Back in India, he wrote for newspapers as a columnist with around 1000 newspaper articles to his credit. This adds to the hundred odd substantial articles in edited books and law reviews. He anchored 25 episodes of a TV programme. He took over from Fali Nariman as Commissioner in the International Commission of Jurists (ICJ) Geneva later, the Chairman of its Executive Committee. His work with the ICJ, the Forum of Federations and on Refugee Law, took him on missions to Malayasia, Malawi, Iraq, Damascus, Japan, Fiji, Kenya, Argentina, Nepal and elsewhere. He was made an honorary member for life by the ICJ.
He started practice effectively in 1992, having apprenticed as a researcher with Kapil Sibal earlier. After his arguments in the Mandal (1992) and Babri Masjid (1994) cases, he was designated as a Senior Advocate by the Supreme Court in 1995. He used to say: “winning a few odd cases does not make you a marketable lawyer. You still end up eating your chappatis in the lawn”. His initial interest was in public interest law. A flurry of cases followed: Banwasi Sewa Ashram, Sariska, The Wild Ass Sanctuary case, the Pench cases, Nagarhole, Rathong Chu in Sikkim, the Omkareshwar Dam case, the Noyyil River Case, the North East Armed Forces Act case and many others. He was amicus to the Court in over a two dozen cases, including one of the police attack on the ‘Ramdeo’ meeting and the march of Gujjars towards Delhi causing damage to public property. In the Mandal case (1992), he supported reservations, but turned against its mindless excesses for vote banks. His later arguments on reservation, quotas and preferences in various cases emphasized this. Amongst those of others, his arguments led to constitutional amendments, culminating in the Nagraj case which he also argued and which put caps on excessive reservation for jobs in public administration and the public sector. He answered his critics with a masterly account of how Parliament debated reservations in his book Reserved: How Parliament Deleted Reservations (2008). He believes in an inclusive Constitution seeing the divide between the rich and poor, empowered and dis-empowered as the greatest challenge to the Republic. His next book: The Constitution of India: Miracle, Surrender and Hope (2017) was dedicated to Fali Nariman. Later in 2019 two volumes on the ombudsman controversy in India called The Lokpal Idea [1963-2010] and Anna and the Lokpal Bill [2010-2018] dedicated to the memory of Duncan Derrett, his long time guru from 1970.

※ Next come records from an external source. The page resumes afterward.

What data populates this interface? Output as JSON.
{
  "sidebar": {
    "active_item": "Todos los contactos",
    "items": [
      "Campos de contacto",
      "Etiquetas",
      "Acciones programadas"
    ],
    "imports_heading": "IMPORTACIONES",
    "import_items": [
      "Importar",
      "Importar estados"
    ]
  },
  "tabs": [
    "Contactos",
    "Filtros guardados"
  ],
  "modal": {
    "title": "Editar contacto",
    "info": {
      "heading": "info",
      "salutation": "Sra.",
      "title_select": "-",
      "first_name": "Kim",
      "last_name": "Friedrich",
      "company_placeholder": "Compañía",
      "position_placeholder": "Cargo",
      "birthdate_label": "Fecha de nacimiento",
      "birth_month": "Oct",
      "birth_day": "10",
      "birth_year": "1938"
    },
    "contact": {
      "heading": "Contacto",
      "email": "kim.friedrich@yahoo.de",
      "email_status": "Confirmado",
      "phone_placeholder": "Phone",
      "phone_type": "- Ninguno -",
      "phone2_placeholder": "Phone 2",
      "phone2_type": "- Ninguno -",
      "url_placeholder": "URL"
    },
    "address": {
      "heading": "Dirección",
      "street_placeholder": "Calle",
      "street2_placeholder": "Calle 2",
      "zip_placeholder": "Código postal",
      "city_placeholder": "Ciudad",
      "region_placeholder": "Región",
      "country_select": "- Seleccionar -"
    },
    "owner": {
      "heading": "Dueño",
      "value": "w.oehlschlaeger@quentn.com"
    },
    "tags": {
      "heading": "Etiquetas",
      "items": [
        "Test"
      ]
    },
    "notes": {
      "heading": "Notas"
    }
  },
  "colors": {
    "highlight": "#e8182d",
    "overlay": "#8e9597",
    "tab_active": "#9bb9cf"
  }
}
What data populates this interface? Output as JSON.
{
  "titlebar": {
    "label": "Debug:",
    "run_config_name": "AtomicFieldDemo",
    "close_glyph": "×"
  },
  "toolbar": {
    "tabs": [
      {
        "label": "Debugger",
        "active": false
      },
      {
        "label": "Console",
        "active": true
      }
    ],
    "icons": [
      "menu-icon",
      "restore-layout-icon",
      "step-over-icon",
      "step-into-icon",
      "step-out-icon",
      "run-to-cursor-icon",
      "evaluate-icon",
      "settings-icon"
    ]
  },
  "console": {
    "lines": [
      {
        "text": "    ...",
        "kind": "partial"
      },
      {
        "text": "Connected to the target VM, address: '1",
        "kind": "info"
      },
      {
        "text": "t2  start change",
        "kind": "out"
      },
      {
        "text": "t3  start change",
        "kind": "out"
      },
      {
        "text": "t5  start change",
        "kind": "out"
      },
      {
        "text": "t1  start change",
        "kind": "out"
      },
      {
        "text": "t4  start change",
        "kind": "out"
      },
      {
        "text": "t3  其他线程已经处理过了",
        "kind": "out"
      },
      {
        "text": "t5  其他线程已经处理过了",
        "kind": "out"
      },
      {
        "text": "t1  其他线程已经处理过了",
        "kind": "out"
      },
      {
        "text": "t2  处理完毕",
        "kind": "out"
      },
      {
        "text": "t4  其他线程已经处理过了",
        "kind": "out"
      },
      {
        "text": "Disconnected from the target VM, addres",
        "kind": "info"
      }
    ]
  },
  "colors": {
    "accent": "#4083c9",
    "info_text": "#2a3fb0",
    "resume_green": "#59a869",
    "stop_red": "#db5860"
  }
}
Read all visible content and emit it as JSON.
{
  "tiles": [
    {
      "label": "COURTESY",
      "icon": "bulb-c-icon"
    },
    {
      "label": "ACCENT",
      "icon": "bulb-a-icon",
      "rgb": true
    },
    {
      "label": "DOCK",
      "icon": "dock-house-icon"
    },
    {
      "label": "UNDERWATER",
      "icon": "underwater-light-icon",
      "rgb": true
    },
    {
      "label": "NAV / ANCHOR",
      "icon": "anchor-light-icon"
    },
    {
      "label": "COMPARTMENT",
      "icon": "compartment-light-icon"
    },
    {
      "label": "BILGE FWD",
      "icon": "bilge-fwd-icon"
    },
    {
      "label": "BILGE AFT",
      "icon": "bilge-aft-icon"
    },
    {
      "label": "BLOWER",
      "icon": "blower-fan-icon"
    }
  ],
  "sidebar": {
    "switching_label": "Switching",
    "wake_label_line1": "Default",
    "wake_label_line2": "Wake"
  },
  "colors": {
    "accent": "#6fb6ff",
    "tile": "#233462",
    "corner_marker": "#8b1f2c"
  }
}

Soon he became a well known as a lawyer on all aspects of the working of the Constitution, the regulatory state, and civil and criminal issues. He argued and wrote opinions and submissions for hundreds of cases. Bound copies of these are leather bound in his office. His knowledge of constitutional, and all forms of public law was immense, his eloquence and clarity exemplary. His work took him to virtually every High Court in India. His interest in governance led him to make submissions to Parliament on many occasions, using his newspaper articles for further critique. He will be remembered as a lawyer for his insights and actual contributions to cases, adding ideas which are consecrated in judgments. He spoke his mind to judges who were rude to lawyers but respected the judicial process.
Asked if he would be remembered as a lawyer, he said: “No! But every institution depends on renewal. I would like to believe that in difficult times, I was part of the renewal.” Modest to the last, and with an unerring sense of humour!
He has written a fictional biography of his mother called Talking to Yamraj, an account of Returning Home from England, a fictional account of his travels with a retired judge in quest of life after death called The Funeral Man and some short stories and poems called ‘snippets’ which die with a huge amount of other unpublished material. Described by a newspaper as “almost famous” his response was that even this was an exaggeration.